"Eğitimli" Kaba "Zeka"lar

Şehirler arası otobüste arkamda bağıra bağıra telefonla konuşan takım elbiseli adam, önümde koltuğu ağzımın içine kadar yatırmış üniversite öğrencisi kız yolculuk ediyorduk. Önümdeki üniversite öğrencisinden çalışabilmek için bilgisayarımı açacağımı koltuğu biraz kaldırmasını rica ettim. Cevap verme nezaketi bile göstermeden kulaklığını taktı ve duymamazlıktan geldi. Kulaklığı taktı fakat dinlediği 2010'ların saçma rap şarkısını onunla beraber biz de dinliyorduk. Arkamda takım elbiseli bağıra bağıra telefonda iş bağlamaya çalışan abimiz, önümde son ses rap dinleyen ve koltuğunu ağzımın içine kadar yatıran üniversite öğrencisi kızımızın olduğu bu absürt ortamın içinde Cemil Meriç'in bir sözü geldi aklıma.
"Kitap zekayı kibarlaştırır."

Son dönemde iyice artan ve etrafımızı saran "kaba" tipler dikkatinizi çekmiştir. Bu tiplerin daha rahatsız edici olan "eğitimli" olanları yazımızın konusu olacak. İnsanlar eğitildikçe toplumsal uyuma daha açık hale gelmesi gerekirken niçin kimseye saygısı olmayan, tamamen ben merkezli fazlaca kapitalist zihniyetli hale evriliyorlar? 

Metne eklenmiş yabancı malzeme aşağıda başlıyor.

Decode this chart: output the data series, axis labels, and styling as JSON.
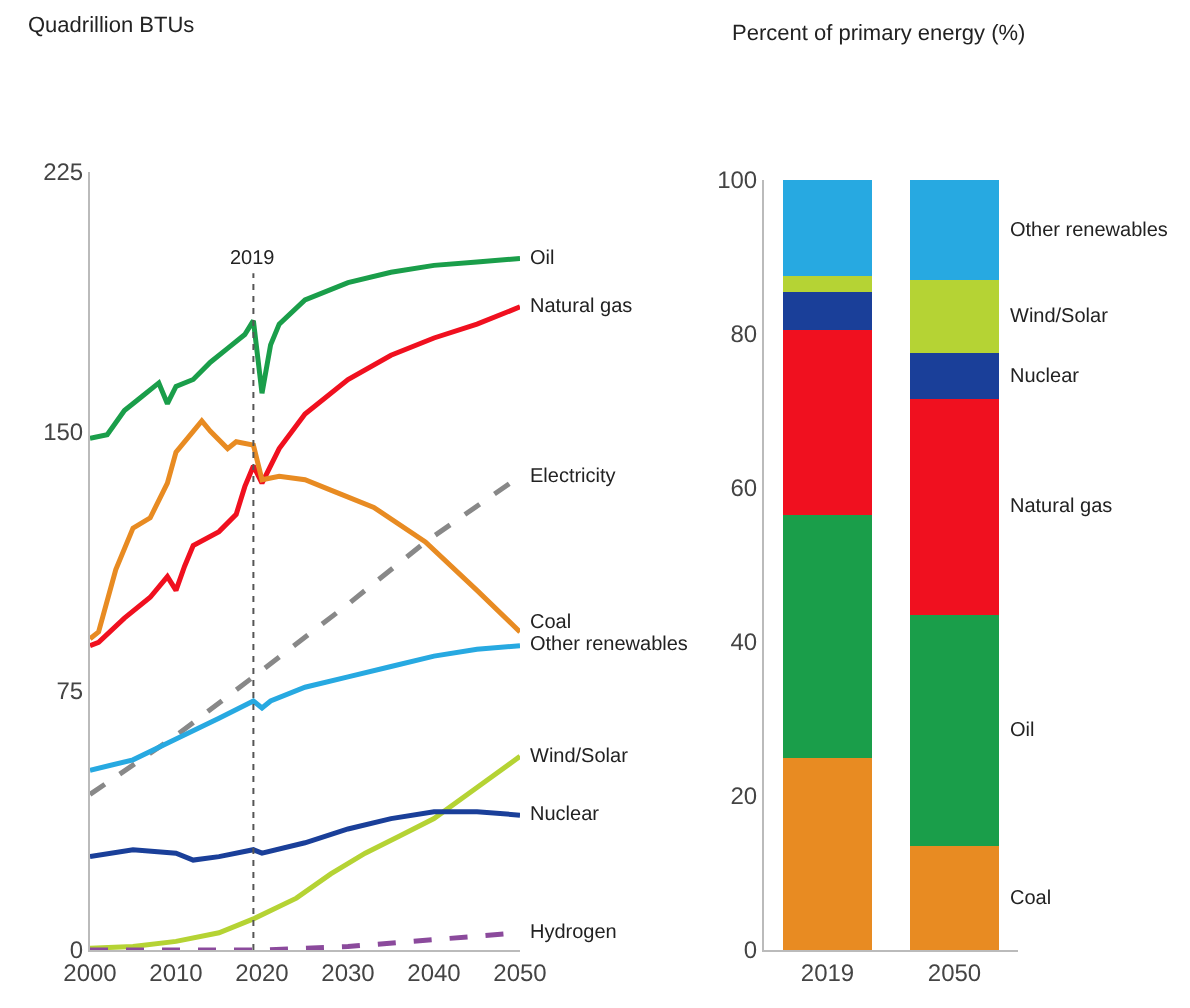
{
  "chart_data": [
    {
      "type": "line",
      "ylabel": "Quadrillion BTUs",
      "xlim": [
        2000,
        2050
      ],
      "xticks": [
        2000,
        2010,
        2020,
        2030,
        2040,
        2050
      ],
      "ylim": [
        0,
        225
      ],
      "yticks": [
        0,
        75,
        150,
        225
      ],
      "grid": false,
      "legend": false,
      "marker": "none",
      "ref_lines": [
        {
          "axis": "x",
          "value": 2019,
          "label": "2019",
          "line_style": "dotted",
          "color": "#555555"
        }
      ],
      "series": [
        {
          "name": "Oil",
          "color": "#1a9e4a",
          "x": [
            2000,
            2002,
            2004,
            2006,
            2008,
            2009,
            2010,
            2012,
            2014,
            2016,
            2018,
            2019,
            2020,
            2021,
            2022,
            2025,
            2030,
            2035,
            2040,
            2045,
            2050
          ],
          "values": [
            148,
            149,
            156,
            160,
            164,
            158,
            163,
            165,
            170,
            174,
            178,
            182,
            161,
            175,
            181,
            188,
            193,
            196,
            198,
            199,
            200
          ]
        },
        {
          "name": "Natural gas",
          "color": "#f0101f",
          "x": [
            2000,
            2001,
            2004,
            2007,
            2009,
            2010,
            2011,
            2012,
            2015,
            2017,
            2018,
            2019,
            2020,
            2022,
            2025,
            2030,
            2035,
            2040,
            2045,
            2050
          ],
          "values": [
            88,
            89,
            96,
            102,
            108,
            104,
            111,
            117,
            121,
            126,
            134,
            140,
            135,
            145,
            155,
            165,
            172,
            177,
            181,
            186
          ]
        },
        {
          "name": "Electricity",
          "color": "#888888",
          "line_style": "dashed",
          "x": [
            2000,
            2010,
            2019,
            2030,
            2039,
            2050
          ],
          "values": [
            45,
            62,
            79,
            100,
            118,
            137
          ]
        },
        {
          "name": "Coal",
          "color": "#e88b22",
          "x": [
            2000,
            2001,
            2003,
            2005,
            2007,
            2009,
            2010,
            2012,
            2013,
            2014,
            2016,
            2017,
            2019,
            2020,
            2022,
            2025,
            2028,
            2033,
            2039,
            2045,
            2050
          ],
          "values": [
            90,
            92,
            110,
            122,
            125,
            135,
            144,
            150,
            153,
            150,
            145,
            147,
            146,
            136,
            137,
            136,
            133,
            128,
            118,
            104,
            92
          ]
        },
        {
          "name": "Other renewables",
          "color": "#27a9e1",
          "x": [
            2000,
            2005,
            2010,
            2015,
            2019,
            2020,
            2021,
            2025,
            2030,
            2035,
            2040,
            2045,
            2050
          ],
          "values": [
            52,
            55,
            61,
            67,
            72,
            70,
            72,
            76,
            79,
            82,
            85,
            87,
            88
          ]
        },
        {
          "name": "Wind/Solar",
          "color": "#b5d334",
          "x": [
            2000,
            2005,
            2010,
            2015,
            2019,
            2024,
            2028,
            2032,
            2036,
            2040,
            2045,
            2050
          ],
          "values": [
            0.5,
            1,
            2.5,
            5,
            9,
            15,
            22,
            28,
            33,
            38,
            47,
            56
          ]
        },
        {
          "name": "Nuclear",
          "color": "#1a3f99",
          "x": [
            2000,
            2005,
            2010,
            2012,
            2015,
            2019,
            2020,
            2025,
            2030,
            2035,
            2040,
            2045,
            2050
          ],
          "values": [
            27,
            29,
            28,
            26,
            27,
            29,
            28,
            31,
            35,
            38,
            40,
            40,
            39
          ]
        },
        {
          "name": "Hydrogen",
          "color": "#8b4a9c",
          "line_style": "dashed",
          "x": [
            2000,
            2020,
            2030,
            2040,
            2050
          ],
          "values": [
            0,
            0,
            1,
            3,
            5
          ]
        }
      ]
    },
    {
      "type": "bar",
      "stacked": true,
      "ylabel": "Percent of primary energy (%)",
      "categories": [
        "2019",
        "2050"
      ],
      "ylim": [
        0,
        100
      ],
      "yticks": [
        0,
        20,
        40,
        60,
        80,
        100
      ],
      "grid": false,
      "legend": false,
      "series": [
        {
          "name": "Coal",
          "color": "#e88b22",
          "values": [
            25,
            13.5
          ]
        },
        {
          "name": "Oil",
          "color": "#1a9e4a",
          "values": [
            31.5,
            30
          ]
        },
        {
          "name": "Natural gas",
          "color": "#f0101f",
          "values": [
            24,
            28
          ]
        },
        {
          "name": "Nuclear",
          "color": "#1a3f99",
          "values": [
            5,
            6
          ]
        },
        {
          "name": "Wind/Solar",
          "color": "#b5d334",
          "values": [
            2,
            9.5
          ]
        },
        {
          "name": "Other renewables",
          "color": "#27a9e1",
          "values": [
            12.5,
            13
          ]
        }
      ]
    }
  ]
}
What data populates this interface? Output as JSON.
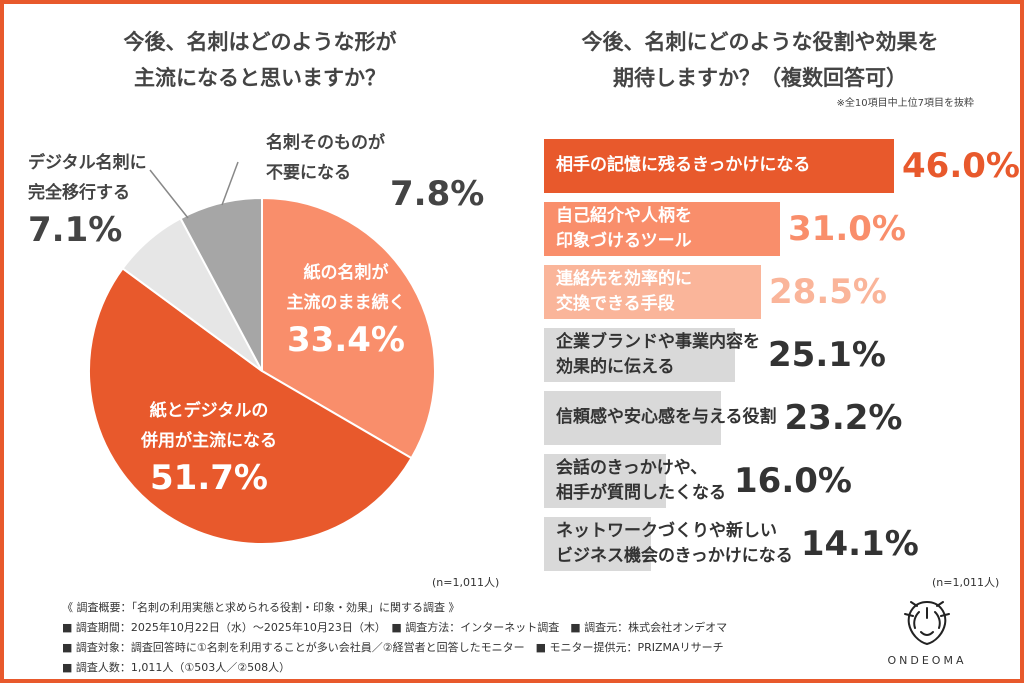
{
  "left_title": [
    "今後、名刺はどのような形が",
    "主流になると思いますか？"
  ],
  "right_title": [
    "今後、名刺にどのような役割や効果を",
    "期待しますか？（複数回答可）"
  ],
  "right_note": "※全10項目中上位7項目を抜粋",
  "n_left": "(n=1,011人)",
  "n_right": "(n=1,011人)",
  "colors": {
    "accent": "#e8592c",
    "light": "#f98e6b",
    "lighter": "#fab59a",
    "grey": "#a6a6a6",
    "greylight": "#d9d9d9",
    "greylighter": "#e6e6e6"
  },
  "chart_data": [
    {
      "type": "pie",
      "slices": [
        {
          "label": "紙の名刺が主流のまま続く",
          "label_lines": [
            "紙の名刺が",
            "主流のまま続く"
          ],
          "value": 33.4,
          "pct": "33.4%"
        },
        {
          "label": "紙とデジタルの併用が主流になる",
          "label_lines": [
            "紙とデジタルの",
            "併用が主流になる"
          ],
          "value": 51.7,
          "pct": "51.7%"
        },
        {
          "label": "デジタル名刺に完全移行する",
          "label_lines": [
            "デジタル名刺に",
            "完全移行する"
          ],
          "value": 7.1,
          "pct": "7.1%"
        },
        {
          "label": "名刺そのものが不要になる",
          "label_lines": [
            "名刺そのものが",
            "不要になる"
          ],
          "value": 7.8,
          "pct": "7.8%"
        }
      ]
    },
    {
      "type": "bar",
      "orientation": "horizontal",
      "categories": [
        [
          "相手の記憶に残るきっかけになる"
        ],
        [
          "自己紹介や人柄を",
          "印象づけるツール"
        ],
        [
          "連絡先を効率的に",
          "交換できる手段"
        ],
        [
          "企業ブランドや事業内容を",
          "効果的に伝える"
        ],
        [
          "信頼感や安心感を与える役割"
        ],
        [
          "会話のきっかけや、",
          "相手が質問したくなる"
        ],
        [
          "ネットワークづくりや新しい",
          "ビジネス機会のきっかけになる"
        ]
      ],
      "values": [
        46.0,
        31.0,
        28.5,
        25.1,
        23.2,
        16.0,
        14.1
      ],
      "value_labels": [
        "46.0%",
        "31.0%",
        "28.5%",
        "25.1%",
        "23.2%",
        "16.0%",
        "14.1%"
      ]
    }
  ],
  "footer": [
    "《 調査概要：「名刺の利用実態と求められる役割・印象・効果」に関する調査 》",
    "■ 調査期間：2025年10月22日（水）～2025年10月23日（木）　■ 調査方法：インターネット調査　■ 調査元：株式会社オンデオマ",
    "■ 調査対象：調査回答時に①名刺を利用することが多い会社員／②経営者と回答したモニター　■ モニター提供元：PRIZMAリサーチ",
    "■ 調査人数：1,011人（①503人／②508人）"
  ],
  "brand": {
    "name": "ONDEOMA",
    "icon": "lion-logo-icon"
  }
}
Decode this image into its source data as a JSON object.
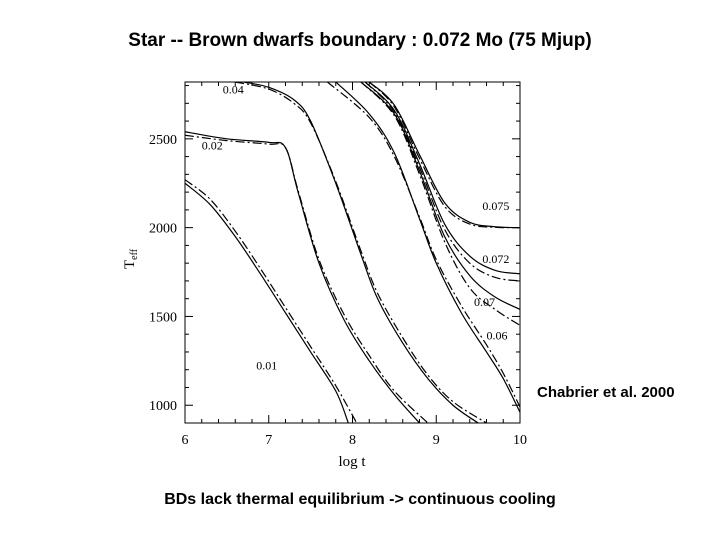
{
  "slide": {
    "title": "Star -- Brown dwarfs boundary : 0.072 Mo (75 Mjup)",
    "citation": "Chabrier et al. 2000",
    "caption": "BDs lack thermal equilibrium -> continuous cooling"
  },
  "chart_data": {
    "type": "line",
    "xlabel": "log t",
    "ylabel": "T",
    "ylabel_subscript": "eff",
    "xlim": [
      6,
      10
    ],
    "ylim": [
      900,
      2820
    ],
    "xticks": [
      6,
      7,
      8,
      9,
      10
    ],
    "yticks": [
      1000,
      1500,
      2000,
      2500
    ],
    "grid": false,
    "series": [
      {
        "name": "0.01",
        "style": "solid",
        "x": [
          6.0,
          6.3,
          6.6,
          6.9,
          7.2,
          7.5,
          7.8,
          7.95
        ],
        "y": [
          2250,
          2130,
          1950,
          1740,
          1520,
          1300,
          1080,
          900
        ]
      },
      {
        "name": "0.01",
        "style": "dashed",
        "x": [
          6.0,
          6.3,
          6.6,
          6.9,
          7.2,
          7.5,
          7.8,
          8.05
        ],
        "y": [
          2270,
          2160,
          1980,
          1770,
          1550,
          1330,
          1110,
          900
        ]
      },
      {
        "name": "0.02",
        "style": "solid",
        "x": [
          6.0,
          6.5,
          7.0,
          7.2,
          7.35,
          7.6,
          7.9,
          8.2,
          8.5,
          8.8
        ],
        "y": [
          2540,
          2500,
          2480,
          2450,
          2200,
          1800,
          1480,
          1250,
          1060,
          900
        ]
      },
      {
        "name": "0.02",
        "style": "dashed",
        "x": [
          6.0,
          6.5,
          7.0,
          7.2,
          7.35,
          7.6,
          7.9,
          8.2,
          8.5,
          8.9
        ],
        "y": [
          2520,
          2490,
          2470,
          2450,
          2210,
          1820,
          1510,
          1280,
          1080,
          900
        ]
      },
      {
        "name": "0.04",
        "style": "solid",
        "x": [
          6.7,
          7.0,
          7.3,
          7.5,
          7.8,
          8.1,
          8.3,
          8.6,
          8.9,
          9.2,
          9.5
        ],
        "y": [
          2820,
          2790,
          2720,
          2600,
          2250,
          1850,
          1600,
          1350,
          1150,
          1000,
          900
        ]
      },
      {
        "name": "0.04",
        "style": "dashed",
        "x": [
          6.6,
          7.0,
          7.3,
          7.5,
          7.8,
          8.1,
          8.3,
          8.6,
          8.9,
          9.2,
          9.6
        ],
        "y": [
          2820,
          2780,
          2700,
          2590,
          2260,
          1870,
          1630,
          1380,
          1170,
          1020,
          900
        ]
      },
      {
        "name": "0.06",
        "style": "solid",
        "x": [
          7.8,
          8.2,
          8.5,
          8.8,
          9.0,
          9.3,
          9.6,
          9.8,
          10.0
        ],
        "y": [
          2820,
          2640,
          2420,
          2050,
          1800,
          1520,
          1300,
          1150,
          960
        ]
      },
      {
        "name": "0.06",
        "style": "dashed",
        "x": [
          7.7,
          8.2,
          8.5,
          8.8,
          9.0,
          9.3,
          9.6,
          9.8,
          10.0
        ],
        "y": [
          2820,
          2620,
          2400,
          2060,
          1820,
          1560,
          1340,
          1180,
          990
        ]
      },
      {
        "name": "0.07",
        "style": "solid",
        "x": [
          8.1,
          8.5,
          8.8,
          9.1,
          9.4,
          9.7,
          10.0
        ],
        "y": [
          2820,
          2640,
          2320,
          1950,
          1730,
          1610,
          1540
        ]
      },
      {
        "name": "0.07",
        "style": "dashed",
        "x": [
          8.1,
          8.5,
          8.8,
          9.1,
          9.4,
          9.7,
          10.0
        ],
        "y": [
          2820,
          2630,
          2300,
          1920,
          1660,
          1540,
          1450
        ]
      },
      {
        "name": "0.072",
        "style": "solid",
        "x": [
          8.15,
          8.5,
          8.8,
          9.1,
          9.4,
          9.7,
          10.0
        ],
        "y": [
          2820,
          2660,
          2360,
          2020,
          1840,
          1760,
          1740
        ]
      },
      {
        "name": "0.072",
        "style": "dashed",
        "x": [
          8.15,
          8.5,
          8.8,
          9.1,
          9.4,
          9.7,
          10.0
        ],
        "y": [
          2820,
          2650,
          2340,
          1990,
          1800,
          1720,
          1700
        ]
      },
      {
        "name": "0.075",
        "style": "solid",
        "x": [
          8.2,
          8.5,
          8.8,
          9.1,
          9.4,
          9.7,
          10.0
        ],
        "y": [
          2820,
          2690,
          2410,
          2140,
          2030,
          2005,
          2000
        ]
      },
      {
        "name": "0.075",
        "style": "dashed",
        "x": [
          8.2,
          8.5,
          8.8,
          9.1,
          9.4,
          9.7,
          10.0
        ],
        "y": [
          2820,
          2680,
          2390,
          2120,
          2020,
          2002,
          2000
        ]
      }
    ],
    "annotations": [
      {
        "text": "0.04",
        "x": 6.45,
        "y": 2755
      },
      {
        "text": "0.02",
        "x": 6.2,
        "y": 2440
      },
      {
        "text": "0.01",
        "x": 6.85,
        "y": 1200
      },
      {
        "text": "0.075",
        "x": 9.55,
        "y": 2100
      },
      {
        "text": "0.072",
        "x": 9.55,
        "y": 1800
      },
      {
        "text": "0.07",
        "x": 9.45,
        "y": 1560
      },
      {
        "text": "0.06",
        "x": 9.6,
        "y": 1370
      }
    ]
  }
}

Tamamen ezbere ve kutucuk doldurmaya dayalı eğitim sistemimizin türettiği sistem hataları bunlar. Toplu taşımada bağıra bağıra telefonla konuşurken uyaracak olursanız, içerisinde özgürlük falan gibi bir kaç klişe ve fazlaca cahilce kelimelerin yer aldığı ezber cümleler ile cevap verirler size. Halbuki özgürlük onun bildiği gibi istediğini yapmak değildir. Yere çöp attığı için uyarıldığında "benim vergimle çöpçünün maaşı ödeniyor" diyen züppeyi, dibimizde sigara içerken uyardığımızda "rahatsız oluyorsanız az öteye gidin" diyen tipi ve daha nicelerini gördü bu gözler. 

Atatürk'ün çok güzel bir tanımı vardır. "Biz cahil derken mektepte okumamış olanları kastetmiyoruz. Kastettiğimiz hakikati bilmektir. Yoksa okumuş olanlardan en büyük cahiller çıkacağı gibi hiç okumamış olanlardan hakikati görenler de olabilir."

İşte bizim yukarıda bahsettiğim sistem hatası olarak ürettiğimiz hakikati görmenin çok uzağındaki bu "okumuş cahillerin" en büyük eksiği kitap okumamak. Şayet bu insanlara ilk gençliklerinde sadece kutucuk doldurtmayıp biraz okumaya yönlendirseydik, zekalarını kibarlaştırabilirdik. Yere çöp attığında, toplum içinde telefonla konuştuğunda, kadına yönelik şiddet uyguladığında,rüşvet aldığında, çevreye-hayvana zarar verdiğinde ve daha nicesi ile insanları rahatsız ettiklerinde "kibarlaşmış zihinleri" onlara bu hareketi yapmaması gerektiği söylerdi.

Şayet bu adamlara Hayri İrdal'ın Saatleri Ayarlama Enstitüsündeki olaylarını, Raskalnikov'un açmazlarını, Dr.B'nin satranç macerasını, Raif Efendi'nin Almanya da bıraktığı yüreğini okutabilseydik; kaba ve törpülenmemiş zihinlerini kademe kademe kibarlaştırabilirdik. Attila İlhan, Cemal Süreya şiiri okutabilseydik evet yapabilirdik. 

Uzun lafı kısası şayet anne-baba iseniz evet çocuğunuz kutucuk doldurup iyi bir eğitim alması çok önemli fakat iyi bir eğitimden önce iyi insan olması daha önemli. Eğer öğretmenseniz öğrencilerinizin çok iyi okullar kazanması evet önemli fakat öğrencilerinizin iyi insan olması daha önemli. Bu nedenle çocuklarınıza, öğrencilerinize her yaşta her sınıfta pedogojik durumlarına uygun kitap okutun. Şiir bilsinler, iyi müzik dinlesinler. 

Bunların hepsini yapsınlar ki zekaları kibarlaşsın.